KDE's Kdenlive makes use of MLT, Frei0r effects, SoX and LADSPA libraries. Kdenlive supports all of the formats supported by FFmpeg or libav (such as QuickTime, AVI, WMV, MPEG, and Flash Video, among others), and also supports 4:3 and 16:9 aspect ratios for both PAL, NTSC and various HD standards, including HDV and AVCHD. Video can also be exported to DV devices, or written to a DVD with chapters and a simple menu.

- Multi-track editing with a timeline and supports an unlimited number of video and audio tracks.
- A built-in title editor and tools to create, move, crop and delete video clips, audio clips, text clips and image clips.
- Ability to add custom effects and transitions.
- A wide range of effects and transitions. Audio signal processing capabilities include normalization, phase and pitch shifting, limiting, volume adjustment, reverb and equalization filters as well as others. Visual effects include options for masking, blue-screen, distortions, rotations, colour tools, blurring, obscuring and others.
- Configurable keyboard shortcuts and interface layouts.

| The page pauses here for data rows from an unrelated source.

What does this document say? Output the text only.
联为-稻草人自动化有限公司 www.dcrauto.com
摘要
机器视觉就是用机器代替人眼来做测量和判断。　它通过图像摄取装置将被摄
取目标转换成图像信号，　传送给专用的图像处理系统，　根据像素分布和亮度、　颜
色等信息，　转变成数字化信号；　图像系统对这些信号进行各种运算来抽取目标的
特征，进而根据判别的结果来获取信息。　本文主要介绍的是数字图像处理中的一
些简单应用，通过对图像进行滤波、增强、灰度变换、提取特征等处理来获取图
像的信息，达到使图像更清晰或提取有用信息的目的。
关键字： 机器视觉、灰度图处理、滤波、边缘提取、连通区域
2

- Rendering is done using a separate non-blocking process so it can be stopped, paused and restarted.
- Kdenlive also provides a script called the Kdenlive Builder Wizard (KBW) that compiles the latest developer version of the software and its main dependencies from source, to allow users to try to test new features and report problems on the bug tracker.
- Project files are stored in XML format.
- An archiving feature allows exporting a project among all assets into a single folder or compressed archive.

== Availability ==
Kdenlive is available on FreeBSD, MacOS, Microsoft Windows, and Linux.